At Maryland, he produced a 348-159 (.686) record with eight Top 20 rankings, seven All-Americans and ten 20-win seasons while making Cole Field House one of the nation's most celebrated home courts. He guided the Terps to the NCAA Elite Eight in 1973 and 1975 and to eight NCAA Tournament appearances overall. He and the Terps missed a ninth opportunity when Driesell's fourth-ranked Terrapins fell to NC State 103-100, in overtime, in the championship game of the 1974 ACC Tournament.

Ironic that the Terrapins play host to NC State on Thursday, as it was during Driesell's era that the Terps played NC State in a series of duals between nationally-ranked teams including the game that many historians regard as the greatest ever played in ACC history - the 1974 ACC Tournament win by the Wolfpack. The win sent top-ranked NCSU on to the NCAA Tournament where NC State defeated UCLA for a national title. Maryland, though ranked fourth in the country, was forced to end its season with the loss during an era which allowed only a conference champion to advance to the NCAA Tournament.

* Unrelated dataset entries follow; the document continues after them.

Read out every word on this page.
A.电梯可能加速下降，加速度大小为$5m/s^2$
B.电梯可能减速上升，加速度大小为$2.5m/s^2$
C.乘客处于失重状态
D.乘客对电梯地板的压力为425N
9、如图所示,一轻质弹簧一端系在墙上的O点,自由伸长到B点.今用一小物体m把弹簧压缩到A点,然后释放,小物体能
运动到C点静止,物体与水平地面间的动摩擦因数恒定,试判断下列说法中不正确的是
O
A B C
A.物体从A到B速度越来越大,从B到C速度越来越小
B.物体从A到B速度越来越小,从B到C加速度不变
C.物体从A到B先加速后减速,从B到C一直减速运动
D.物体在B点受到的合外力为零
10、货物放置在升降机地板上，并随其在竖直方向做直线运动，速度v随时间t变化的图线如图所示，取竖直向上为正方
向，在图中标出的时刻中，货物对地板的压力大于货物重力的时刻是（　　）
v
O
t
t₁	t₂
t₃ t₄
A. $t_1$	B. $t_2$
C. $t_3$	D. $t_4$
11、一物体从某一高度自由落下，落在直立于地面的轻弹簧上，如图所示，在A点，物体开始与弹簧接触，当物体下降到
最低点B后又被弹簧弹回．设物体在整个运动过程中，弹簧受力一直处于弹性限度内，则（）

One year later, the NCAA expanded its tournament to allow at-large teams.

Among his many former Maryland players and student-athletes, Driesell has coached two Rhodes scholars, a U.S. Congressmen (Tom McMillen), a Harvard lawyer and TV announcer (Len Elmore), the president of the NBA players union (Buck Williams), NBA leaders (Dallas Mavericks GM Brad Davis and former San Antonio and Cleveland head coach John Lucas), doctors, businessmen and a college athletics directors (Georgia State A.D. Greg Manning).

Driesell, who turned 71 on Christmas Day, and his wife of 51 years (Joyce) have four grown children and eight grandchildren. His son, Chuck, played for him at Maryland and now is head coach at Marymount (Va.) College.